I giggle again, twirl a strand of hair around my finger, cross and uncross my legs. “If that’s what you want, Mr. Stanton… I won’t object. I don’t shop much. So many nice things, but very little I can afford.”
“Well, my dear. Something tells me you’ll soon get everything you deserve.”
I startle, because it’s not Mr. Stanton speaking, but someone from behind me. And suddenly a younger man walks over and puts his hand on the older man’s shoulder. I recognize him instantly as the arrogant driver, only he’s changed out of his chauffeur’s uniform and is wearing a bespoke suit.
“That will be all, Givens.”
The old man stands up.
“Thank you, sir.”
I feel frozen to the sofa as my eyes dart back and forth. “What’s going on, Mr.
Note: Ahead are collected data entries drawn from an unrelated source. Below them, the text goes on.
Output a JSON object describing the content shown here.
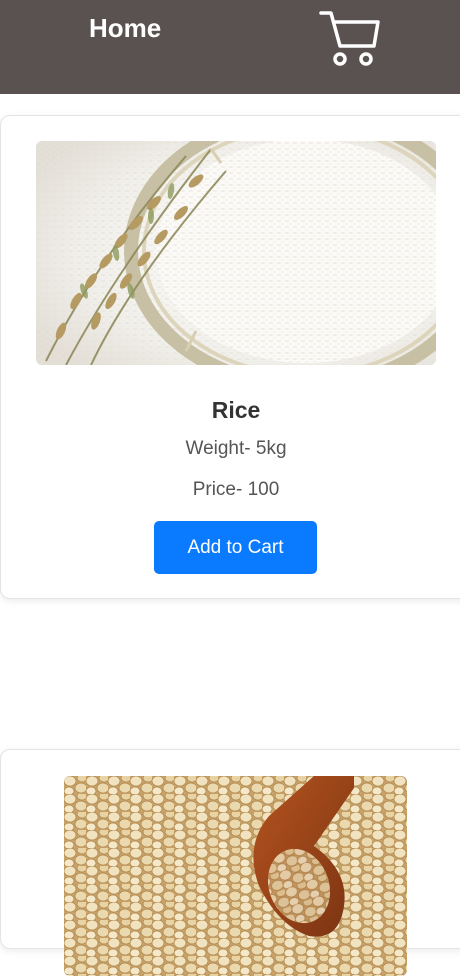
{
  "header": {
    "home_label": "Home",
    "background": "#5a5250",
    "cart_icon": "shopping-cart-icon"
  },
  "products": [
    {
      "name": "Rice",
      "weight": "Weight- 5kg",
      "price": "Price- 100",
      "add_label": "Add to Cart"
    },
    {
      "image": "dal-photo"
    }
  ],
  "colors": {
    "accent": "#0a7bff",
    "card_border": "#e4e4e4"
  }
}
Stanton?” I ask the older man.
“Oh, my dear.” He shakes his head. “I’m afraid I’ve been quite rude. I’m not Mr. Stanton.” He nods his head toward the tall man staring down at me with a stern expression. “He is Mr. Stanton. Mr. Silas Stanton, to be exact. I am his butler.”
“The best in the business,” the younger man says, then lifts a finger as he addresses the other man. “But Givens,” he says. “Did you know there are some people in this world who are so rude, unschooled, and childish that they would refer to someone like you or, say, a driver, as menial help?”
The old man grins. “Shocking, sir. Such a person surely would need a lesson in comportment.” He winks then. “Good evening, young lady.” I watch, frozen in place, as he leaves the room.
I watch him go as shock turns to fury.
“Look,” I say. “I don’t know what the hell is going on, but I don’t appreciate it.”
“I’ll gladly explain,” he says quietly.
“No, thank you.” I stand up. “I don’t appreciate being lied to,” I say, my voice trembling with anger and humiliation. “I’m leaving.”
“No, Lindsay,” he says. “No, you’re not. There’s one liar in this room, and I’m looking at her. You aren’t going anywhere.”